The difference is more visible when you visit a product page. For Dell, the product page is where they sell you stuff. For Apple, it's where they inform you. In fact, Apple's storefront is a separate part of the site.



Dell's product pages are cluttered with text, ads, and tiny product images. An Apple product page, in contrast, is full of large pictures of the product with small blurbs of text that will take you to more information. Dell's site says, "We care about you buying stuff." Apple's site says, "We care about our products." Of course, Apple wants you to buy their products, but their site allows you to get to know the piece of hardware or software you are buying first. This approach demonstrates a care that makes Apple's site stand out.

As if baiting the Mac/PC feud with the last comparison isn't bad enough, now let's look at the campaign pages for Barack Obama and John McCain. (I know I've been blogging about Obama a lot here lately, and I promise I'm almost done.) The Obama campaign site exudes attention to detail, and that same level of attention has been applied to Change.gov.

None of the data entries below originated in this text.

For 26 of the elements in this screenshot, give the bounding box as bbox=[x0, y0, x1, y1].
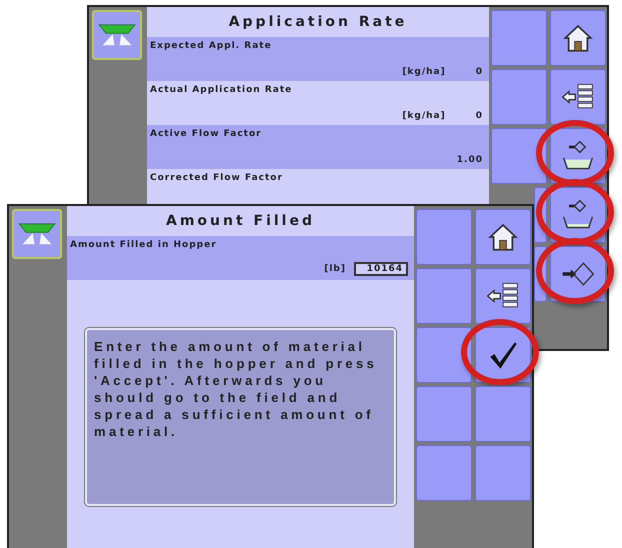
soft-key[interactable] bbox=[475, 209, 531, 265]
message-text: Enter the amount of material filled in the hopper and press 'Accept'. Afterwards you should go to the field and spread a sufficient amount of material. bbox=[94, 338, 378, 440]
data-row[interactable]: Expected Appl. Rate [kg/ha] 0 bbox=[147, 37, 489, 81]
unit-label: [kg/ha] bbox=[402, 67, 446, 77]
soft-key[interactable] bbox=[550, 69, 606, 125]
data-row[interactable]: Corrected Flow Factor bbox=[147, 169, 489, 202]
row-label: Active Flow Factor bbox=[150, 129, 263, 139]
row-label: Actual Application Rate bbox=[150, 85, 294, 95]
data-row[interactable]: Amount Filled in Hopper [lb] 10164 bbox=[67, 236, 414, 280]
data-row[interactable]: Actual Application Rate [kg/ha] 0 bbox=[147, 81, 489, 125]
row-value: 0 bbox=[476, 111, 483, 121]
row-label: Amount Filled in Hopper bbox=[70, 240, 218, 250]
screen-title: Amount Filled bbox=[164, 212, 316, 231]
unit-label: [kg/ha] bbox=[402, 111, 446, 121]
spreader-icon[interactable] bbox=[12, 209, 62, 259]
soft-key[interactable] bbox=[550, 10, 606, 66]
soft-key[interactable] bbox=[475, 268, 531, 324]
row-label: Expected Appl. Rate bbox=[150, 41, 273, 51]
spreader-icon[interactable] bbox=[92, 10, 142, 60]
row-value: 0 bbox=[476, 67, 483, 77]
unit-label: [lb] bbox=[324, 264, 346, 274]
screen-title: Application Rate bbox=[228, 13, 408, 32]
row-value: 1.00 bbox=[456, 155, 483, 165]
amount-field[interactable]: 10164 bbox=[354, 262, 408, 276]
data-row[interactable]: Active Flow Factor 1.00 bbox=[147, 125, 489, 169]
row-label: Corrected Flow Factor bbox=[150, 173, 284, 183]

The team designing the Obama site pays careful attention to color use and font use. The layout is uncluttered, and the design team pulls off the difficult task of utilizing red, white, and blue without seeming patronizingly patriotic. The McCain site follows many of the same principles as the Obama site, but his site never seems to feel a unified whole. Cartoonish icons combined with a dark color scheme with obvious instance of stock photos. To misuse the Arizona senator's own words, it looks like someone phoned this one in.



Elections are about issues in my book, and the Obama team did a great job making it easy to quickly grasp and investigate the candidate's stances. Each issue page starts with a quick overview of Obama's plan in that area, followed by a table-of-contents and a comparison chat between candidates, followed by an extensive overview of Obama's plan, followed by a synopsis of his career record in that area. On the other hand, McCain's issues are presented as plain blocks of text. There's nothing wrong with this, but the care and work that obviously went into Obama's site makes it stand out.

The Lesson

I've been rambling about site design for the past several paragraphs, and you might be wondering what this has to do with presentations. Simply put, if you create your presentations around tired templates and merely plug in the requisite facts, you fail to differentiate yourself from the crowd. Adding care is a vital ingredient to standing out from the crowd. If you are speaking in public, talk about your topic like it matters. Design your slides like they matter. Good design is about caring. Caring is about something that matters, and if your talks mean something to you, they'll mean something to your audience.